Kandinsky Conformal Prediction: Efficient Calibration of Image Segmentation Algorithms

Image segmentation algorithms can be understood as a collection of pixel classifiers, for which the outcomes of nearby pixels are correlated. Classifier models can be calibrated using Inductive Conformal Prediction, but this requires holding back a sufficiently large calibration dataset for computing the distribution of non-conformity scores of the model's predictions. If one only requires only marginal calibration on the image level, this calibration set consists of all individual pixels in the images available for calibration. However, if the goal is to attain proper calibration for each individual pixel classifier, the calibration set consists of individual images. In a scenario where data are scarce (such as the medical domain), it may not always be possible to set aside sufficiently many images for this pixel-level calibration. The method we propose, dubbed ``Kandinsky calibration'', makes use of the spatial structure present in the distribution of natural images to simultaneously calibrate the classifiers of ``similar'' pixels.
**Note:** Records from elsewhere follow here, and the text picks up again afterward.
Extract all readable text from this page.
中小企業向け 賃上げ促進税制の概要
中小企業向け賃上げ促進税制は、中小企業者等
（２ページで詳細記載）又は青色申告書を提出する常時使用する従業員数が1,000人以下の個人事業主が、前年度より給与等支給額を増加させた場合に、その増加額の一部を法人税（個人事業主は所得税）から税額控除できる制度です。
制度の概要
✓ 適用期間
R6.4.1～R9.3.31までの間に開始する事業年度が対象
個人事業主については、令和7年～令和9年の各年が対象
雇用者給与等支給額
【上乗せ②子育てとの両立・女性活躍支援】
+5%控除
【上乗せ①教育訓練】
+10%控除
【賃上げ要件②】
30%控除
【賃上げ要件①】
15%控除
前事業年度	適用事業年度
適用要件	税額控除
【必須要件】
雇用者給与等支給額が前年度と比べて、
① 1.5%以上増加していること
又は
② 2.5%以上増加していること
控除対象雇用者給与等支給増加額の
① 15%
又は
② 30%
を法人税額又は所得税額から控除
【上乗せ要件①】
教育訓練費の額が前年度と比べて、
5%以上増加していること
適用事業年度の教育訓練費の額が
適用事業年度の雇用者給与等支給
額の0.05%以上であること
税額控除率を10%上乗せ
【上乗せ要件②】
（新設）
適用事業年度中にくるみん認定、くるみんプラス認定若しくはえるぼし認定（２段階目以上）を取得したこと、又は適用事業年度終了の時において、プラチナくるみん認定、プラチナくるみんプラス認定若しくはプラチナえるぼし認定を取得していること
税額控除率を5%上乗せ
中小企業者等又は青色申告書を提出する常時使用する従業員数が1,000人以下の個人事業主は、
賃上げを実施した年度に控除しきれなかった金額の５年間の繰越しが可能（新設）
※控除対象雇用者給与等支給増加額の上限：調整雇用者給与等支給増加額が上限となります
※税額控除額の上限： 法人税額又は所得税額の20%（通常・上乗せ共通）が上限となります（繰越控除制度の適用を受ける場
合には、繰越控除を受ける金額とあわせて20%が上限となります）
This can be seen as an intermediate approach between marginal (imagewise) and conditional (pixelwise) calibration, where non-conformity scores are aggregated over similar image regions, thereby making more efficient use of the images available for calibration. We run experiments on segmentation algorithms trained and calibrated on subsets of the public MS-COCO and Medical Decathlon datasets, demonstrating that Kandinsky calibration method can significantly improve the coverage. When compared to both pixelwise and imagewise calibration on little data, the Kandinsky method achieves much lower coverage errors, indicating the data efficiency of the Kandinsky calibration.